In the first prosecution of its kind in Britain, the Health and Safety Executive charged the company with failing to prevent pollen from genetically modified crops from being released into the environment at a trial site in Lincolnshire.

Monsanto admitted the offence and was also ordered by magistrates at Caistor, Lincolnshire, to pay pounds 6,159 costs.

Another company charged with a similar offence at the same site, the seed producer Perryfields Holdings, was fined pounds 14,000 and ordered to pay costs of pounds 5,000.

The case was another setback for the Government in its attempt to convince the public that genetically modified food plants present no risk, in cultivation or consumption.

The Food Safety minister, Jeff Rooker, insisted after the hearing that there was a "robust" regulatory system in place and that consumer protection was the Government's top priority, but Friends of the Earth denounced Monsanto's fine as "pathetic," and William Hague, the Leader of the Opposition, said that a Conservative peer would introduce a private member's Bill in the Lords to impose a three-year GM crops moratorium.

English Nature, the Government's wildlife adviser, has called for such a delay before such crops are grown commercially because of the dangers to wildlife of the new weedkillers developed to go with them.

Monsanto said it would resist any such move, if necessary by appealing to the European Commission.

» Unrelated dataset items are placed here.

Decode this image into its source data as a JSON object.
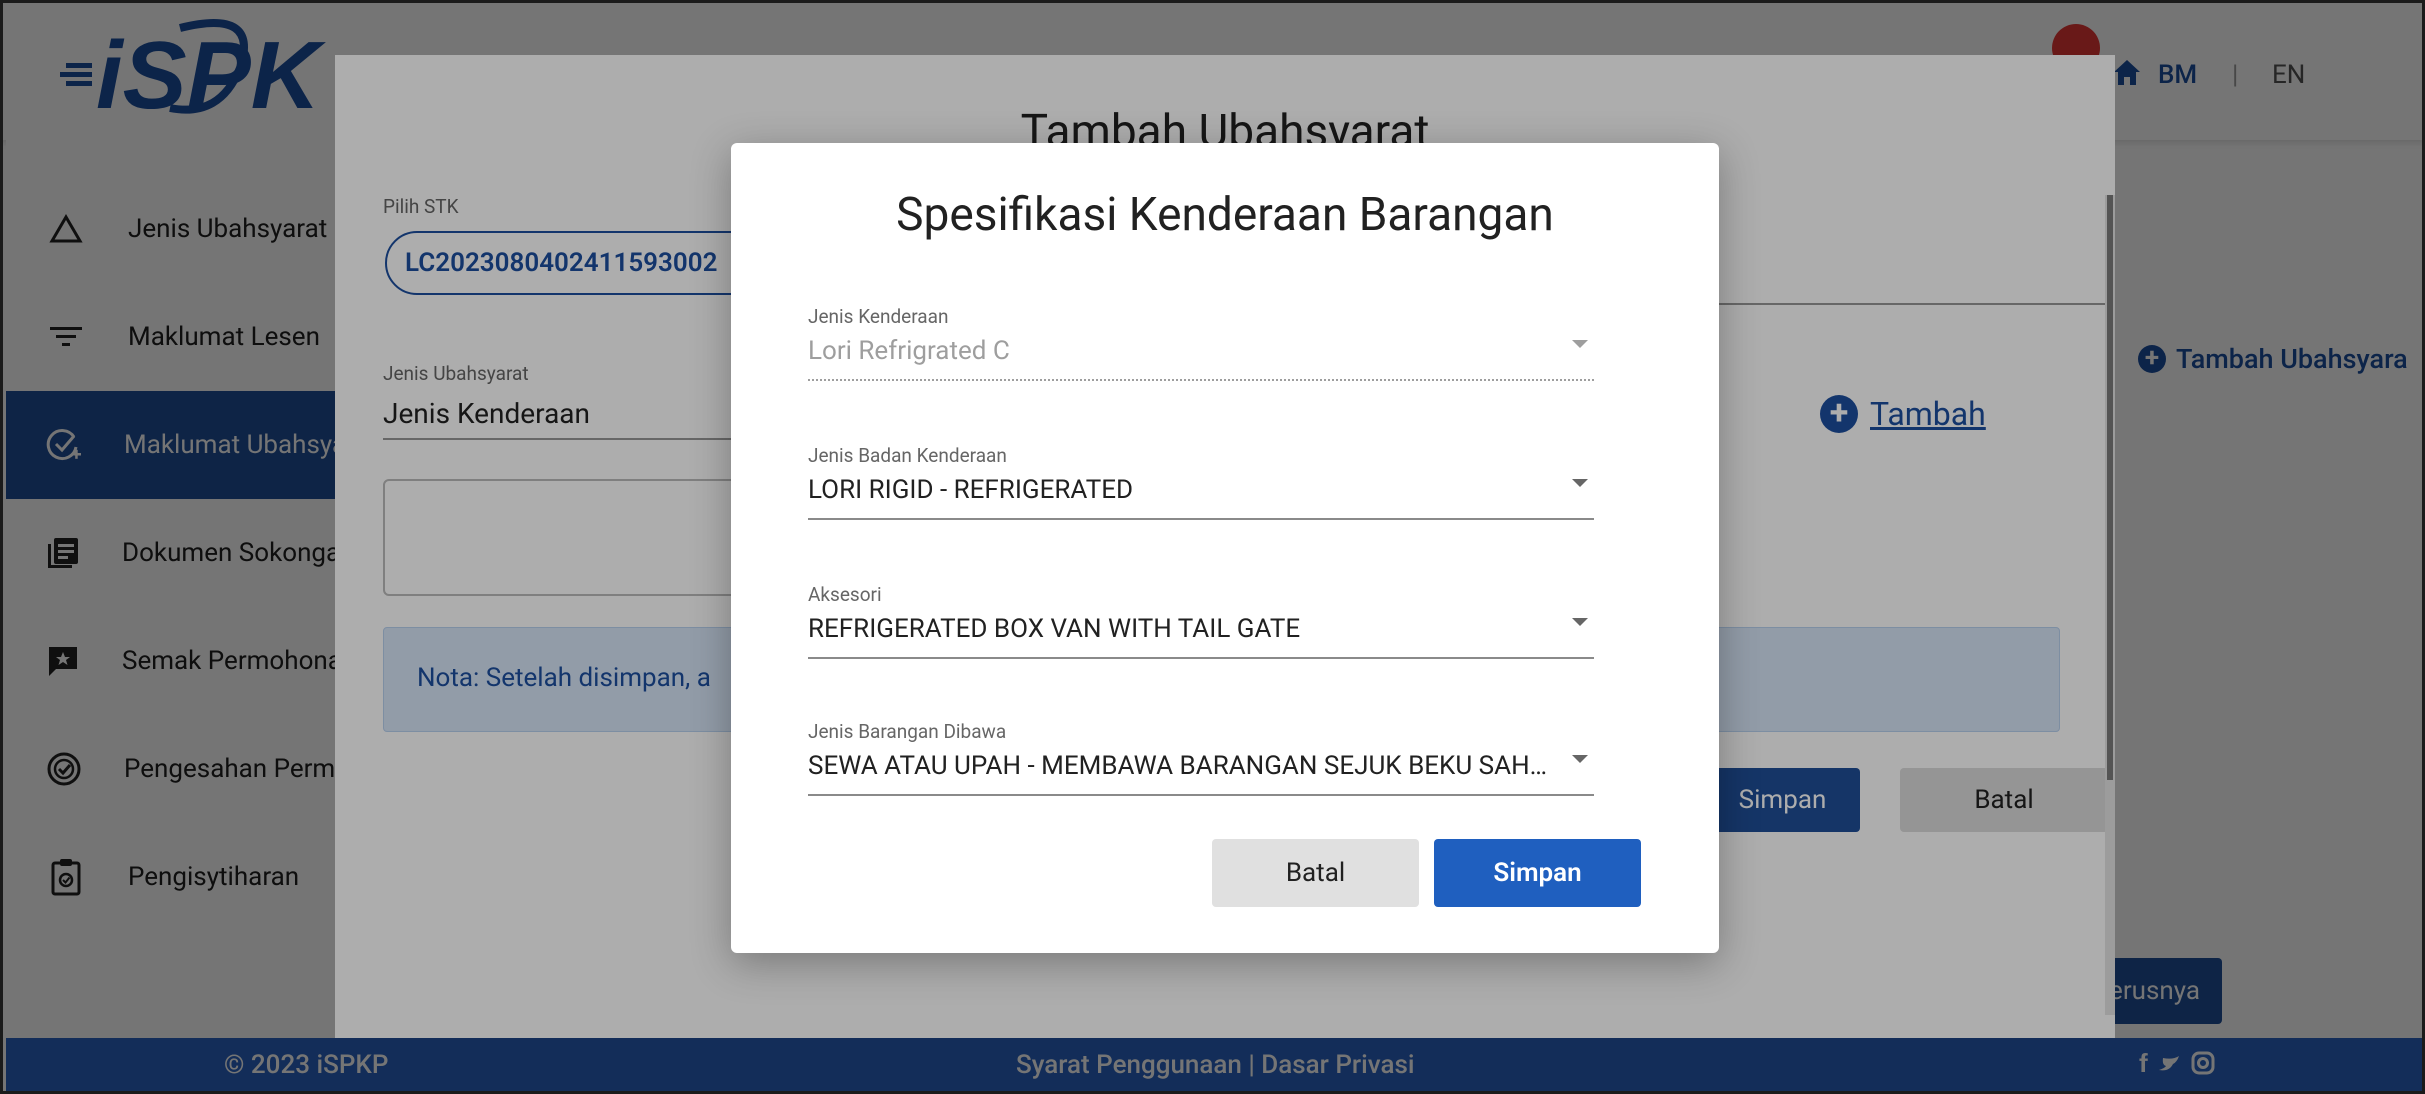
{
  "header": {
    "logo_text": "iSPKP",
    "lang_bm": "BM",
    "lang_sep": "|",
    "lang_en": "EN"
  },
  "sidebar": {
    "items": [
      {
        "label": "Jenis Ubahsyarat",
        "icon": "triangle-icon"
      },
      {
        "label": "Maklumat Lesen",
        "icon": "filter-icon"
      },
      {
        "label": "Maklumat Ubahsyarat",
        "icon": "check-circle-plus-icon",
        "active": true
      },
      {
        "label": "Dokumen Sokongan",
        "icon": "documents-icon"
      },
      {
        "label": "Semak Permohonan",
        "icon": "review-icon"
      },
      {
        "label": "Pengesahan Permohonan",
        "icon": "verified-icon"
      },
      {
        "label": "Pengisytiharan",
        "icon": "clipboard-icon"
      }
    ]
  },
  "main": {
    "tambah_ubahsyarat": "Tambah Ubahsyara",
    "next_button": "erusnya"
  },
  "dialog_tambah": {
    "title": "Tambah Ubahsyarat",
    "pilih_stk_label": "Pilih STK",
    "pilih_stk_value": "LC2023080402411593002",
    "jenis_ubahsyarat_label": "Jenis Ubahsyarat",
    "jenis_ubahsyarat_value": "Jenis Kenderaan",
    "tambah_link": "Tambah",
    "nota": "Nota: Setelah disimpan, a",
    "simpan_label": "Simpan",
    "batal_label": "Batal"
  },
  "dialog_spesifikasi": {
    "title": "Spesifikasi Kenderaan Barangan",
    "fields": [
      {
        "label": "Jenis Kenderaan",
        "value": "Lori Refrigrated C",
        "disabled": true
      },
      {
        "label": "Jenis Badan Kenderaan",
        "value": "LORI RIGID - REFRIGERATED"
      },
      {
        "label": "Aksesori",
        "value": "REFRIGERATED BOX VAN WITH TAIL GATE"
      },
      {
        "label": "Jenis Barangan Dibawa",
        "value": "SEWA ATAU UPAH - MEMBAWA BARANGAN SEJUK BEKU SAH…"
      }
    ],
    "batal_label": "Batal",
    "simpan_label": "Simpan"
  },
  "footer": {
    "copyright": "© 2023 iSPKP",
    "links": "Syarat Penggunaan | Dasar Privasi",
    "social": "f 🐦 ◎"
  },
  "colors": {
    "primary": "#1f4f98",
    "footer": "#2b64c1",
    "accent": "#1d4fa0"
  }
}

The court heard that both Monsanto and Perryfields were using the plot at Rothwell to test-grow varieties of oilseed rape that had been genetically modified to be tolerant of particular weedkillers.

A condition of their licences was to keep a six-metre-wide pollen barrier of non-GM crops around the modified crops, to prevent modified pollen mixing with normal plants in the area.

But an HSE inspection found that the pollen barrier had been cut back in some places to just two metres to put in a roadway, and improve the look of the site.

An HSE inspector, Andrew Tommey, also found a gap had been created between the GM crops and the pollen-barrier crops, creating what he described as a "wind tunnel", allowing pollen to escape.

Simon Parrington, for the prosecution, said no one from either company bothered to visit the site to see if the terms of their licences were being followed.

"Neither company had taken sufficient steps to make sure that the barriers were in place," he said.

The companies said the pollen barrier had been cut back by an employee of the firm hired to manage the site.

Rhodri Price Lewis, for the defence of both companies, told the court: "An employee who was not aware of the consent regulations mowed and removed plants in order to make it easier to get at the trial plants. This was not an act which was under the control of these companies."

A concern of ecologists is that pollen from herbicide- tolerant crops might carry weedkiller resistance into nearby wild plants, so producing "superweeds."

But Dan Verakis of Monsanto said after the hearing that the chance of GM pollen affecting other crops in the area was minimal.